David, from London, who works in media, thought he only had about £20,000 of debt when he checked his Experian credit file in 2008, only to find he was £15,000 worse off than he thought.

This consisted of two loans with nearly £10,000 on each, three bank accounts all with maxed-out overdrafts, plus numerous credit cards.

David, who wants his full identity kept secret, ploughed as much of his earnings as possible into clearing his debts and used numerous MoneySaving tricks to batter down his borrowing.

He's not alone. Our Debt-Free Wannabe forum board contains numerous uplifting stories of similar feats.

How did it get so bad?

On leaving university in 2002, David owed £5,000 on top of his student loan. For years he then lived beyond his means; using credit cards to pay for going out and expensive holidays, but not earning enough to repay them.

He says he wasted money all over the place, spending £10 to £20 on food daily and racking up parking tickets at £60 a go.

How did he do it?

David says he read about how to manage debts, and then used Experian to see what his debts were, and who he owed the most to.

He prioritised which debt came with the highest interest rate, so he knew which to pay off first.

David then moved everything he could onto interest-free credit cards, shutting down any bank accounts he didn't need in the process. He also curbed his spending habits.

By continuing to move his debt around different interest-free cards, and paying off £1,000 every month, he became debt-free in May, three and a half years after hitting rock-bottom.

What does he say?

David says: "Debt is a very easy situation to get into and it's easy to bury your head in the sand, but one day it will creep up on you.

"If you're not careful it can be too late and you'll be left with nothing.

"As I got further in debt I started to care less, as I felt it was a lost cause.
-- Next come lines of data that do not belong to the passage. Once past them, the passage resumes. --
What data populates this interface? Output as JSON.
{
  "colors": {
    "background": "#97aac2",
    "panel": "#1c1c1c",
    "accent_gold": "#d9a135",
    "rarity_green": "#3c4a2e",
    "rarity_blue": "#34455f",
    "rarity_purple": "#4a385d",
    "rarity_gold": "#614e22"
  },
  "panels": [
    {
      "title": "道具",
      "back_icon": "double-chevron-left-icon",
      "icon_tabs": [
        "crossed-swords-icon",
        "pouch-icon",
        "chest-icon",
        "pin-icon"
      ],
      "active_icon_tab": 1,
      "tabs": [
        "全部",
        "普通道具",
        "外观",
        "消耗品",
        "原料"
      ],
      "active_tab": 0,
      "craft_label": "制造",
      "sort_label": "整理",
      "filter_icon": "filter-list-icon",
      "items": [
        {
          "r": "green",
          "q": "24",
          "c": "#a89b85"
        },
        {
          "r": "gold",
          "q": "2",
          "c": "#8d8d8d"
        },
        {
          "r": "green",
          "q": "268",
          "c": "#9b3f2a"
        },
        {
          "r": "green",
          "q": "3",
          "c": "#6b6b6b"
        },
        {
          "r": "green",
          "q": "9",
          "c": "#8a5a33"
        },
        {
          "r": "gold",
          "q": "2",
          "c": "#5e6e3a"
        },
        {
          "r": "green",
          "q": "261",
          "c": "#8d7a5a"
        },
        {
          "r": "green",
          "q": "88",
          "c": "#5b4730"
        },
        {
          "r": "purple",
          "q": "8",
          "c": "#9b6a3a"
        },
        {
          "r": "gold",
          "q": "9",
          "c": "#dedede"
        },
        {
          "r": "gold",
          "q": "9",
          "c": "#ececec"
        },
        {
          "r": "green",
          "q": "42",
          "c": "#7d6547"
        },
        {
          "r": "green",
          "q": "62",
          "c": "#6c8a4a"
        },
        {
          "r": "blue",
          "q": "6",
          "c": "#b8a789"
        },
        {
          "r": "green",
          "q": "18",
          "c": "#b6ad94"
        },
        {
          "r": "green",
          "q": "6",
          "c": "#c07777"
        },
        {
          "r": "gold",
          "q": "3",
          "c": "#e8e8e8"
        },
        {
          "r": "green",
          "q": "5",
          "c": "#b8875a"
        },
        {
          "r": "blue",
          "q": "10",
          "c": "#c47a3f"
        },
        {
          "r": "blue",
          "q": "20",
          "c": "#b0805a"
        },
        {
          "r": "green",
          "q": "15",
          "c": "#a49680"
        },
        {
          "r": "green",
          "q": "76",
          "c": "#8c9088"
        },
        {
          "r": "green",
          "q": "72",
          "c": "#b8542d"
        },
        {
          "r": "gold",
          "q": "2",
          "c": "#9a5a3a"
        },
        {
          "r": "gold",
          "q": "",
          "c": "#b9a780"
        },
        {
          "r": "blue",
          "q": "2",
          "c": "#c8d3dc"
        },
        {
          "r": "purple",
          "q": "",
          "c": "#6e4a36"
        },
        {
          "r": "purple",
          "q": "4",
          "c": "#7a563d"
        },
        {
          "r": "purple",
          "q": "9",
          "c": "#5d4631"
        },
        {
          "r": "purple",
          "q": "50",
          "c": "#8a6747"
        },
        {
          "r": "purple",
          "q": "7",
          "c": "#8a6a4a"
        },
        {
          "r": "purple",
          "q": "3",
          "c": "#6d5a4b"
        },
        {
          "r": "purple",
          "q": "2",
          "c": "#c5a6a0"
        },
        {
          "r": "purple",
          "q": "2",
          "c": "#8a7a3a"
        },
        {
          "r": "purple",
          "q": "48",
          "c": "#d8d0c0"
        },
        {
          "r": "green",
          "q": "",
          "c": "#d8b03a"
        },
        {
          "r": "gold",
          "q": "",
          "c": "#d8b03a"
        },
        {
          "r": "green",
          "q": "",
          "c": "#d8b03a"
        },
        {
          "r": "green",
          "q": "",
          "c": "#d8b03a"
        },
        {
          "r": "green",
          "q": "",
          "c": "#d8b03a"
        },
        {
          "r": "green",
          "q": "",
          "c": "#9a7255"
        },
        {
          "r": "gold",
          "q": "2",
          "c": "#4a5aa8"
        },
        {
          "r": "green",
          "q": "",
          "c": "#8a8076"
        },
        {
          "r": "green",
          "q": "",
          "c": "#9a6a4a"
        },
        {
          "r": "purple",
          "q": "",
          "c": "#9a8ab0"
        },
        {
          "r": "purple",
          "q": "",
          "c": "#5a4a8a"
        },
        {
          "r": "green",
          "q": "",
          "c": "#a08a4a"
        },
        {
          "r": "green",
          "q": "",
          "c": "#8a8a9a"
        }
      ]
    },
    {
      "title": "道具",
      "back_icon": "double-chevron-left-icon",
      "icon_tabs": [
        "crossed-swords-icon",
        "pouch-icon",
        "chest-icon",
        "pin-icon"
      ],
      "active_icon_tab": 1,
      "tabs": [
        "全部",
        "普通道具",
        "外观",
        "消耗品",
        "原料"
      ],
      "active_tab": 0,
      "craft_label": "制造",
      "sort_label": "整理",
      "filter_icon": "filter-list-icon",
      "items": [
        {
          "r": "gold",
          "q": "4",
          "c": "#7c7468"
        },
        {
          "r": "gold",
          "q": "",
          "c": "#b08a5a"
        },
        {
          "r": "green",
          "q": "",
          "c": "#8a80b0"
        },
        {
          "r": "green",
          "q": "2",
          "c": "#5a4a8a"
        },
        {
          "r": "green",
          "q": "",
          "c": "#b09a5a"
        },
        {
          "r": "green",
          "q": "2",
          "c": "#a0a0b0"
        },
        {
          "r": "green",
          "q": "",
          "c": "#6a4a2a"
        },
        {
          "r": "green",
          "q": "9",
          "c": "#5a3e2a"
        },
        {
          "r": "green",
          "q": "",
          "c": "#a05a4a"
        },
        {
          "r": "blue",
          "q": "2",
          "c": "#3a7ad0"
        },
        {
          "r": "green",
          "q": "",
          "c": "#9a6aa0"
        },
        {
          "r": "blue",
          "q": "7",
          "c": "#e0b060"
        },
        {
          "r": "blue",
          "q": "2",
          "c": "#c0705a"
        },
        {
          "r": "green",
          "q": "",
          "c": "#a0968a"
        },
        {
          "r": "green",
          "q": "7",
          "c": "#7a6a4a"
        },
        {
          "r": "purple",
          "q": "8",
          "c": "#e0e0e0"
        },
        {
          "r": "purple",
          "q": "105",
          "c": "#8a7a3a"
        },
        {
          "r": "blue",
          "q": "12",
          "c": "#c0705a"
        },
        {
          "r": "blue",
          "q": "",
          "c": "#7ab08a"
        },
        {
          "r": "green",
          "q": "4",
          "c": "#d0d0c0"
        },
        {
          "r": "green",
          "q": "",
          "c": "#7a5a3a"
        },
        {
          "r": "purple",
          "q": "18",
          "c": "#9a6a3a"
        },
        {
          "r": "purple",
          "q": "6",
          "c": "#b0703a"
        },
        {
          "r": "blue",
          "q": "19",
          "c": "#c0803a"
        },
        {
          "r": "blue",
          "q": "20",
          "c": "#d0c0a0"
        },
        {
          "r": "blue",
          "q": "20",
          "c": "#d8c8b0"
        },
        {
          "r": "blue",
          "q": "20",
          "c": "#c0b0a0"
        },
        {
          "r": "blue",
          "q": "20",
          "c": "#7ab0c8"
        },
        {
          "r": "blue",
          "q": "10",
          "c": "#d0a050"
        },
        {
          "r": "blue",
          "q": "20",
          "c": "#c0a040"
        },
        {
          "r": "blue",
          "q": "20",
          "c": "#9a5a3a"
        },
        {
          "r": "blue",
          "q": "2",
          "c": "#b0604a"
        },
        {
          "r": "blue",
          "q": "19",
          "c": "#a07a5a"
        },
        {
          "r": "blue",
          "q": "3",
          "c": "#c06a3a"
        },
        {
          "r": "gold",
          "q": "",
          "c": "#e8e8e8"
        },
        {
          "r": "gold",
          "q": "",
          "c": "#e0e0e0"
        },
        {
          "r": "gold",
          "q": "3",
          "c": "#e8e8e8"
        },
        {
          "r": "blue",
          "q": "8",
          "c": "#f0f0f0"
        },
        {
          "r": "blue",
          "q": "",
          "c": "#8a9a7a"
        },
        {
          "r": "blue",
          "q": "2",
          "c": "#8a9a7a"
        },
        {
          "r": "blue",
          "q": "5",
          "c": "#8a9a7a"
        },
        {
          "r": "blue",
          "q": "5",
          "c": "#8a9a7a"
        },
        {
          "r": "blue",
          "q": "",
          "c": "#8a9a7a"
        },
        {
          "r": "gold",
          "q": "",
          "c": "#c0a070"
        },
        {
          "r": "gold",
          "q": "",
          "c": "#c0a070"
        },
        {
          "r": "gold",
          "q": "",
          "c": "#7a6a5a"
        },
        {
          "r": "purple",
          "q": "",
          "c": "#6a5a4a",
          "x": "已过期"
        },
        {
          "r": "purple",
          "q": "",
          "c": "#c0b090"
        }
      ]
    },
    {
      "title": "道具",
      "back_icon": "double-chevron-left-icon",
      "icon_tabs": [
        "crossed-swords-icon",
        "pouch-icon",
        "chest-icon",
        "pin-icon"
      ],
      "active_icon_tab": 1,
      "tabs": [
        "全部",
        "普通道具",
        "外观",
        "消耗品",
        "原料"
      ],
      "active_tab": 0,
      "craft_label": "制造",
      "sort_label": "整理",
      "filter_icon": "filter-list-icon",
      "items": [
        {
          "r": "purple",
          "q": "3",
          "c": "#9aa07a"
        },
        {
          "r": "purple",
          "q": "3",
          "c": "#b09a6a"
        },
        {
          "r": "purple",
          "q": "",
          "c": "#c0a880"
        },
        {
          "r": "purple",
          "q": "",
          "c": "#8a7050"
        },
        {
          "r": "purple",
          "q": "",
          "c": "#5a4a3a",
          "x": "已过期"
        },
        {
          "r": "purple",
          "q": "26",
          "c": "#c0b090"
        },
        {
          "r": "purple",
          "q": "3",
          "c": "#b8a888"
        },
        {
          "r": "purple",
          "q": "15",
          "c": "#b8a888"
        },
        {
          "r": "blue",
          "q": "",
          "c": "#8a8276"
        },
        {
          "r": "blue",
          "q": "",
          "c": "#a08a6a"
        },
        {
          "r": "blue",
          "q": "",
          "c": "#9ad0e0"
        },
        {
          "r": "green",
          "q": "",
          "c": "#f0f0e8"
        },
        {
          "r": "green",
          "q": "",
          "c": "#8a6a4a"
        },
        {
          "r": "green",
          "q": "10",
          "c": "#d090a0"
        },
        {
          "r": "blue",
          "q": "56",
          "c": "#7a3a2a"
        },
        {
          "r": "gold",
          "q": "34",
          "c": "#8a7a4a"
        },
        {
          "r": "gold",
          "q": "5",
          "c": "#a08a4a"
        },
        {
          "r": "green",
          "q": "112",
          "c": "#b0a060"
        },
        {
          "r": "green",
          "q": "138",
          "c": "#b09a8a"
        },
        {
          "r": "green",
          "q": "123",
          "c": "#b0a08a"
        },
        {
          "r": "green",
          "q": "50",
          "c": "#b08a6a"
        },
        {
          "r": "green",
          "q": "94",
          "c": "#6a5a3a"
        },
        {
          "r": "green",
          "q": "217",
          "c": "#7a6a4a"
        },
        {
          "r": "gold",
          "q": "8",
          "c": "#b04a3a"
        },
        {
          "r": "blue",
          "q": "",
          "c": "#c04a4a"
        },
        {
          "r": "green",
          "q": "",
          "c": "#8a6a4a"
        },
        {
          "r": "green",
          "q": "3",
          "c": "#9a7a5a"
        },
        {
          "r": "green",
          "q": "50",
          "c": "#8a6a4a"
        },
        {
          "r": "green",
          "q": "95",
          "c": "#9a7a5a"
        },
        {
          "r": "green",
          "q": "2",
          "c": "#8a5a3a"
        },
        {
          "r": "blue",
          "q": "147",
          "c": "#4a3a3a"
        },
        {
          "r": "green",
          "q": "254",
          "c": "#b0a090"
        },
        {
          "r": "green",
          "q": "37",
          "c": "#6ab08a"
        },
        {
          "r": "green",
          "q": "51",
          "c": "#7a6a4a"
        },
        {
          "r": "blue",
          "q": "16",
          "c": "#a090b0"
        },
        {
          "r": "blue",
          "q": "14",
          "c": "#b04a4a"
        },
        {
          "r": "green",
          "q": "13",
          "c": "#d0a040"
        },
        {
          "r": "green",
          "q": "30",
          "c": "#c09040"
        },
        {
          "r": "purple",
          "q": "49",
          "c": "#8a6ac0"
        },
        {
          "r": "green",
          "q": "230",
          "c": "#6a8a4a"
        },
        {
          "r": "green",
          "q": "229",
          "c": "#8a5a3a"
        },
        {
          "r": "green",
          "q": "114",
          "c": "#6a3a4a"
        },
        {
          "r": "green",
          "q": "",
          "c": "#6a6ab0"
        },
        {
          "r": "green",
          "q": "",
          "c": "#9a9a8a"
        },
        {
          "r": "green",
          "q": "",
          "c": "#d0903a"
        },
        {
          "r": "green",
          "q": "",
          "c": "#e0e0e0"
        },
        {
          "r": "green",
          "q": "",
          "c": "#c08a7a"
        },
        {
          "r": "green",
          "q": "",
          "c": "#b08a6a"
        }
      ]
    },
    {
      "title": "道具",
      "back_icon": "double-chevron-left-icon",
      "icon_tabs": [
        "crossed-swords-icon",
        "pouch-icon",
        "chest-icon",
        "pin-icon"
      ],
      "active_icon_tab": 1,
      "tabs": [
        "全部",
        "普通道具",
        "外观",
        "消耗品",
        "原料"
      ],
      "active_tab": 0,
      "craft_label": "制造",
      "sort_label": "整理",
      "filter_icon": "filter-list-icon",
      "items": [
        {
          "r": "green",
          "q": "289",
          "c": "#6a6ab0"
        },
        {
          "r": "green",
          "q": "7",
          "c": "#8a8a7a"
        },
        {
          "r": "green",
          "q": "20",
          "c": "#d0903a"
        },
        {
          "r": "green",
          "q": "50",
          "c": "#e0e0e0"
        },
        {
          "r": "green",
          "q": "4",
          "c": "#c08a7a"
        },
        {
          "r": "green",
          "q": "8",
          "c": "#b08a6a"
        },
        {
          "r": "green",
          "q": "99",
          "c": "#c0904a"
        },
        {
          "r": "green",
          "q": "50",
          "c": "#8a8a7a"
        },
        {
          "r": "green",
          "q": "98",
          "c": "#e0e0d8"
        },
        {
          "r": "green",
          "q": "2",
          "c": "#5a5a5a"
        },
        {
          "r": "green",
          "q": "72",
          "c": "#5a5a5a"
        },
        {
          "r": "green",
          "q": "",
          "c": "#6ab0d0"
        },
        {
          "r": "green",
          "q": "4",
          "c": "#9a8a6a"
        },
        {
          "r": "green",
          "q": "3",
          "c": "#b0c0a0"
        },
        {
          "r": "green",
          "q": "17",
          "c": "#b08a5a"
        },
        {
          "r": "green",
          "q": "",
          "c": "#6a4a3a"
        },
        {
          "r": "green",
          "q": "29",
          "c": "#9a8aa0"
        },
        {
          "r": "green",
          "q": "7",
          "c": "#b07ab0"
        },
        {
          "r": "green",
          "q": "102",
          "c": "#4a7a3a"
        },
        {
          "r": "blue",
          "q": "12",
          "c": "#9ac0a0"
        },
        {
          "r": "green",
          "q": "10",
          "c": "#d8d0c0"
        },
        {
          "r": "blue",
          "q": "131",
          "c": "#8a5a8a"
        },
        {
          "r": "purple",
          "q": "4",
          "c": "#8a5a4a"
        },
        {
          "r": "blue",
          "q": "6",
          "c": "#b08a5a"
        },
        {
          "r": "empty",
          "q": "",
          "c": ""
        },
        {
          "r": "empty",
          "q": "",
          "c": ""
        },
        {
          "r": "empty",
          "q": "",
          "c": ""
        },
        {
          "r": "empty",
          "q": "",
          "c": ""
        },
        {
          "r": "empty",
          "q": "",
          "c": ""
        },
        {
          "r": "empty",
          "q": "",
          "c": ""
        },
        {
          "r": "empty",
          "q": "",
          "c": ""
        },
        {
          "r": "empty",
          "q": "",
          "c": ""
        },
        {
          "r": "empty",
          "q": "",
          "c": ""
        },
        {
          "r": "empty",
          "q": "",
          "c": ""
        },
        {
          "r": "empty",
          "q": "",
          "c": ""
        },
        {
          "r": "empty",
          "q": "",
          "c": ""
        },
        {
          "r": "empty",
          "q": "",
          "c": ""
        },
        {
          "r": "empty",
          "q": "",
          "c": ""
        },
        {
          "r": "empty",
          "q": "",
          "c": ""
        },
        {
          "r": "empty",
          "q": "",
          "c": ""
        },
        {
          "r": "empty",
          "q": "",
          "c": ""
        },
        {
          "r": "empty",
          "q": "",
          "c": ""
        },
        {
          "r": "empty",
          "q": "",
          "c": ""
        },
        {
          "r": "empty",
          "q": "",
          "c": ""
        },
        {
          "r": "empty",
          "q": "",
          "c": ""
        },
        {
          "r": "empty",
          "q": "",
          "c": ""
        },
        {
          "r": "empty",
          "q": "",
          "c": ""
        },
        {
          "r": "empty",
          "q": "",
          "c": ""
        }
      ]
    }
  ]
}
I stopped looking at statements, stopped checking my balances and just ignored it.

"But it was only afterwards I realised this is the worst mistake you can make. It was difficult at first to try and repay the debt, but the more I took control of the situation the better it felt.

"It feels great to be debt-free, the worry has gone. I now research all my bills and my accounts to make sure I always get the cheapest deal and I don't pay interest to anyone for anything."

For more on what to do and where to get help if you are in debt, see our Debt Problems guide. Be warned, to get the cheapest credit cards you will need a good credit history.

'Brilliant to hear'

Dan Plant, money analyst, says: "It's brilliant to hear stories like this, especially when most news is all about economic doom and gloom.

"David's not alone in initially burying his head in the sand, and all credit to him for turning that situation around.

"Our Debt-Free Wannabe board is jam-packed with others ploughing the same furrow, backed with support and suggestions from other MoneySavers.

"Times may be tough, but these cases underline how vital it is to take stock of your personal position, and crack on with budgeting properly, cutting bills and boosting your income."